Андрей Кокорев - Повседневная жизнь Москвы. Очерки городского быта начала XX века
У нас этого не знают. При циркуляции по тротуарам или вдруг сразу все почувствуют к правой стороне какую-то симпатию, или почему-то вдруг особенно полюбят левую... В результате на тротуарах получается какая-то каша, а в хронике происшествий на другой день является заметка: «Такого-то числа на тротуаре задавлен ребенок г-жи Z, получивший легкие поранения... »
Как у нас переходят улицы?
Я знаю одну очень почтенную барыню, которая при переходе с одной стороны улицы на другую в бойких местах зажмуривается и стремительно кидается вперед.
– Для безопасности, – уверяет она, – не так страшно!

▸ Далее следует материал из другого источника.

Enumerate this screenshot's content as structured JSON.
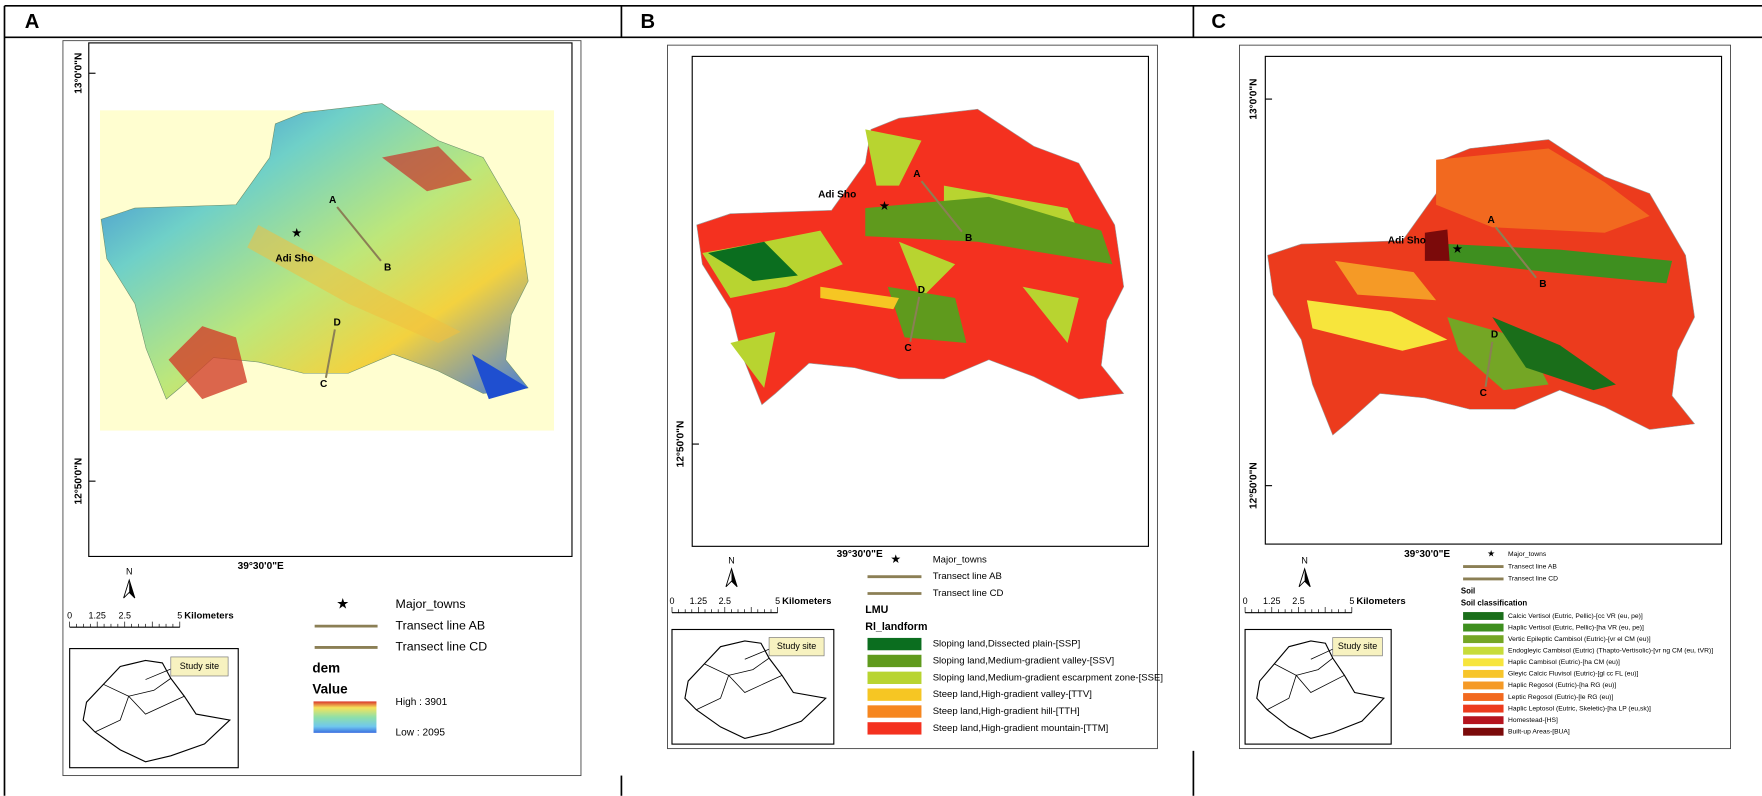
{
  "panels": [
    {
      "label": "A",
      "lat_labels": [
        "13°0'0\"N",
        "12°50'0\"N"
      ],
      "lon_label": "39°30'0\"E",
      "town": "Adi Sho",
      "transect_points": [
        "A",
        "B",
        "C",
        "D"
      ],
      "north": "N",
      "scale_ticks": [
        "0",
        "1.25",
        "2.5",
        "5"
      ],
      "scale_unit": "Kilometers",
      "inset_label": "Study site",
      "legend": {
        "towns": "Major_towns",
        "transect_ab": "Transect line AB",
        "transect_cd": "Transect line CD",
        "title": "dem",
        "subtitle": "Value",
        "high": "High : 3901",
        "low": "Low : 2095"
      }
    },
    {
      "label": "B",
      "lat_labels": [
        "12°50'0\"N"
      ],
      "lon_label": "39°30'0\"E",
      "town": "Adi Sho",
      "transect_points": [
        "A",
        "B",
        "C",
        "D"
      ],
      "north": "N",
      "scale_ticks": [
        "0",
        "1.25",
        "2.5",
        "5"
      ],
      "scale_unit": "Kilometers",
      "inset_label": "Study site",
      "legend": {
        "towns": "Major_towns",
        "transect_ab": "Transect line AB",
        "transect_cd": "Transect line CD",
        "title": "LMU",
        "subtitle": "Rl_landform",
        "items": [
          {
            "label": "Sloping land,Dissected plain-[SSP]",
            "color": "#0b6e1f"
          },
          {
            "label": "Sloping land,Medium-gradient valley-[SSV]",
            "color": "#5f9a1d"
          },
          {
            "label": "Sloping land,Medium-gradient escarpment zone-[SSE]",
            "color": "#b8d430"
          },
          {
            "label": "Steep land,High-gradient valley-[TTV]",
            "color": "#f6c623"
          },
          {
            "label": "Steep land,High-gradient hill-[TTH]",
            "color": "#f6861f"
          },
          {
            "label": "Steep land,High-gradient mountain-[TTM]",
            "color": "#f4311f"
          }
        ]
      }
    },
    {
      "label": "C",
      "lat_labels": [
        "13°0'0\"N",
        "12°50'0\"N"
      ],
      "lon_label": "39°30'0\"E",
      "town": "Adi Sho",
      "transect_points": [
        "A",
        "B",
        "C",
        "D"
      ],
      "north": "N",
      "scale_ticks": [
        "0",
        "1.25",
        "2.5",
        "5"
      ],
      "scale_unit": "Kilometers",
      "inset_label": "Study site",
      "legend": {
        "towns": "Major_towns",
        "transect_ab": "Transect line AB",
        "transect_cd": "Transect line CD",
        "title": "Soil",
        "subtitle": "Soil classification",
        "items": [
          {
            "label": "Calcic Vertisol (Eutric, Pellic)-[cc VR (eu, pe)]",
            "color": "#1a6e1a"
          },
          {
            "label": "Haplic Vertisol (Eutric, Pellic)-[ha VR (eu, pe)]",
            "color": "#3e8f1f"
          },
          {
            "label": "Vertic Epileptic Cambisol (Eutric)-[vr el CM (eu)]",
            "color": "#74a625"
          },
          {
            "label": "Endogleyic Cambisol (Eutric) (Thapto-Vertisolic)-[vr ng CM (eu, tVR)]",
            "color": "#c7dc3a"
          },
          {
            "label": "Haplic Cambisol (Eutric)-[ha CM (eu)]",
            "color": "#f7e53c"
          },
          {
            "label": "Gleyic Calcic Fluvisol (Eutric)-[gl cc FL (eu)]",
            "color": "#f7c52a"
          },
          {
            "label": "Haplic Regosol (Eutric)-[ha RG (eu)]",
            "color": "#f59a26"
          },
          {
            "label": "Leptic Regosol (Eutric)-[le RG (eu)]",
            "color": "#f2691f"
          },
          {
            "label": "Haplic Leptosol (Eutric, Skeletic)-[ha LP (eu,sk)]",
            "color": "#ec3b1d"
          },
          {
            "label": "Homestead-[HS]",
            "color": "#b5141e"
          },
          {
            "label": "Built-up Areas-[BUA]",
            "color": "#7b0a0a"
          }
        ]
      }
    }
  ]
}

А кто же не наблюдал сотни раз, как мальчишки с какой– то отчаянной удалью стараются перебежать улицу с таким расчетом, чтобы вынырнуть из-под самой лошадиной морды...
Если не давят ежедневно этих «спортсменов» десятками, то это дело лишь счастливого случая, не более... »

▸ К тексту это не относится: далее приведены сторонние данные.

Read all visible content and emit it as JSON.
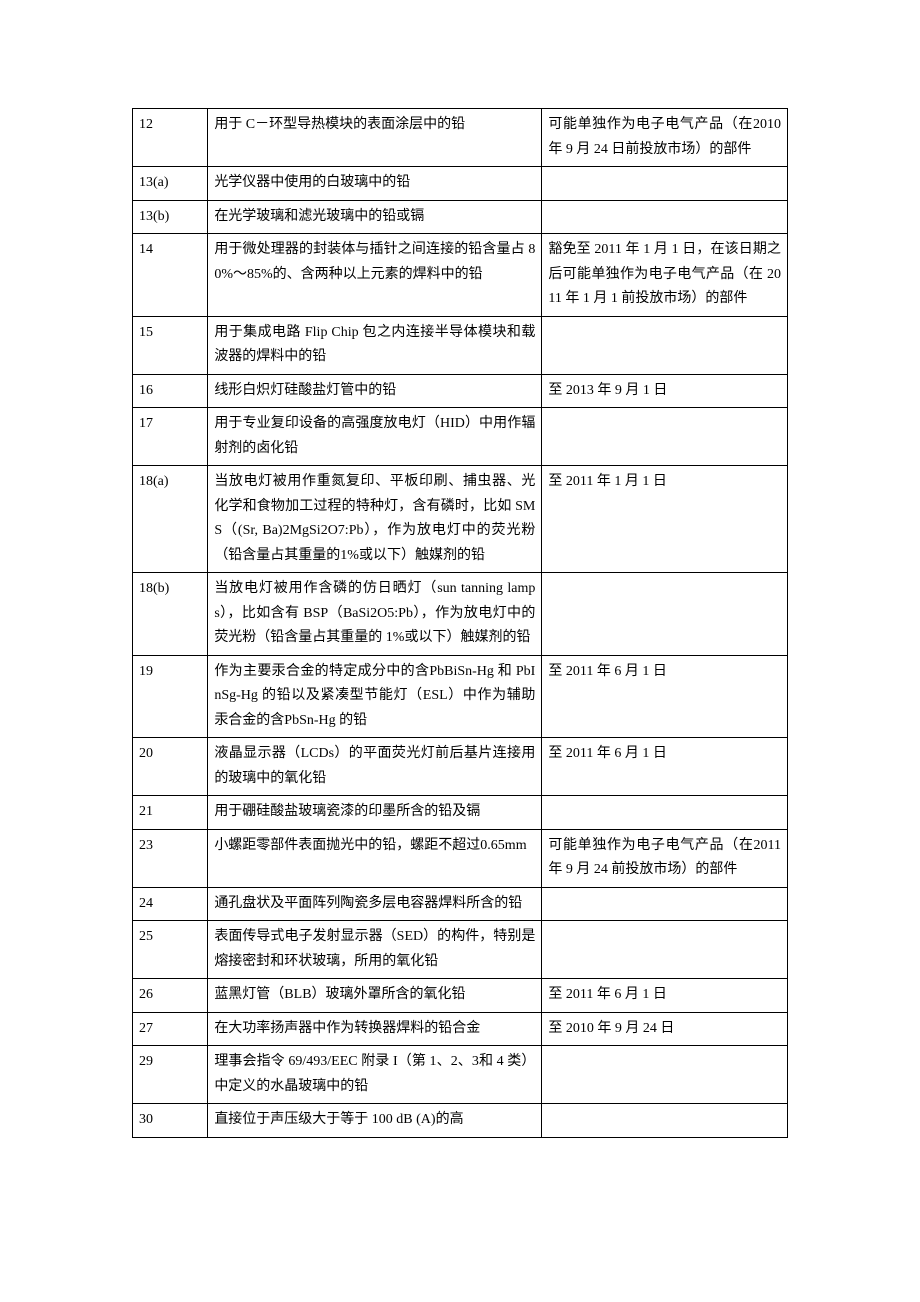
{
  "table": {
    "columns": [
      "col1",
      "col2",
      "col3"
    ],
    "column_widths": [
      "11.5%",
      "51%",
      "37.5%"
    ],
    "border_color": "#000000",
    "background_color": "#ffffff",
    "text_color": "#000000",
    "font_size": 14,
    "line_height": 1.75,
    "rows": [
      {
        "c0": "12",
        "c1": "用于 C－环型导热模块的表面涂层中的铅",
        "c2": "可能单独作为电子电气产品（在2010 年 9 月 24 日前投放市场）的部件"
      },
      {
        "c0": "13(a)",
        "c1": "光学仪器中使用的白玻璃中的铅",
        "c2": ""
      },
      {
        "c0": "13(b)",
        "c1": "在光学玻璃和滤光玻璃中的铅或镉",
        "c2": ""
      },
      {
        "c0": "14",
        "c1": "用于微处理器的封装体与插针之间连接的铅含量占 80%～85%的、含两种以上元素的焊料中的铅",
        "c2": "豁免至 2011 年 1 月 1 日，在该日期之后可能单独作为电子电气产品（在 2011 年 1 月 1 前投放市场）的部件"
      },
      {
        "c0": "15",
        "c1": "用于集成电路 Flip Chip 包之内连接半导体模块和载波器的焊料中的铅",
        "c2": ""
      },
      {
        "c0": "16",
        "c1": "线形白炽灯硅酸盐灯管中的铅",
        "c2": "至 2013 年 9 月 1 日"
      },
      {
        "c0": "17",
        "c1": "用于专业复印设备的高强度放电灯（HID）中用作辐射剂的卤化铅",
        "c2": ""
      },
      {
        "c0": "18(a)",
        "c1": "当放电灯被用作重氮复印、平板印刷、捕虫器、光化学和食物加工过程的特种灯，含有磷时，比如 SMS（(Sr, Ba)2MgSi2O7:Pb），作为放电灯中的荧光粉（铅含量占其重量的1%或以下）触媒剂的铅",
        "c2": "至 2011 年 1 月 1 日"
      },
      {
        "c0": "18(b)",
        "c1": "当放电灯被用作含磷的仿日晒灯（sun tanning lamps），比如含有 BSP（BaSi2O5:Pb），作为放电灯中的荧光粉（铅含量占其重量的 1%或以下）触媒剂的铅",
        "c2": ""
      },
      {
        "c0": "19",
        "c1": "作为主要汞合金的特定成分中的含PbBiSn-Hg 和 PbInSg-Hg 的铅以及紧凑型节能灯（ESL）中作为辅助汞合金的含PbSn-Hg 的铅",
        "c2": "至 2011 年 6 月 1 日"
      },
      {
        "c0": "20",
        "c1": "液晶显示器（LCDs）的平面荧光灯前后基片连接用的玻璃中的氧化铅",
        "c2": "至 2011 年 6 月 1 日"
      },
      {
        "c0": "21",
        "c1": "用于硼硅酸盐玻璃瓷漆的印墨所含的铅及镉",
        "c2": ""
      },
      {
        "c0": "23",
        "c1": "小螺距零部件表面抛光中的铅，螺距不超过0.65mm",
        "c2": "可能单独作为电子电气产品（在2011 年 9 月 24 前投放市场）的部件"
      },
      {
        "c0": "24",
        "c1": "通孔盘状及平面阵列陶瓷多层电容器焊料所含的铅",
        "c2": ""
      },
      {
        "c0": "25",
        "c1": "表面传导式电子发射显示器（SED）的构件，特别是熔接密封和环状玻璃，所用的氧化铅",
        "c2": ""
      },
      {
        "c0": "26",
        "c1": "蓝黑灯管（BLB）玻璃外罩所含的氧化铅",
        "c2": "至 2011 年 6 月 1 日"
      },
      {
        "c0": "27",
        "c1": "在大功率扬声器中作为转换器焊料的铅合金",
        "c2": "至 2010 年 9 月 24 日"
      },
      {
        "c0": "29",
        "c1": "理事会指令 69/493/EEC 附录 I（第 1、2、3和 4 类）中定义的水晶玻璃中的铅",
        "c2": ""
      },
      {
        "c0": "30",
        "c1": "直接位于声压级大于等于 100 dB (A)的高",
        "c2": ""
      }
    ]
  }
}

Итак, вместе с пешеходами мы остановились на краю «троттуара», наблюдая за несущимся по мостовой потоком колесного транспорта: за пролетками извозчиков, телегами ломовиков, вагонами конки и трамвая, автомобилями и велосипедами. Если москвичу, имевшему в кошельке достаточно денег, не хотелось «бить ноги» или спешное дело призывало его на другой конец города, он кричал:
– Извозчик!
– Подаю! – радостно откликался «геншель»[42] (он же «автомедон»[43]) – такие прозвища носили московские извозчики в начале прошлого столетия. В 1908 году их количество составляло около двадцати тысяч человек в зимнее время, а летом – на 2—3 тысячи меньше, при этом статистики отмечали, что «за пять последних лет оно сократилось более чем наполовину». В основном «извозным промыслом» занимались крестьяне из подмосковных деревень. Тех из них, кто основное время посвящал сельскому труду, а извозом занимался только зимой, именовали «зимниками», или «ваньками». У этой категории сани были самые простые, зачастую в довольно плачевном состоянии; полость, укрывавшая ноги седока, традиционно подвязывалась веревочкой, а не пристегивалась с помощью ременных петель.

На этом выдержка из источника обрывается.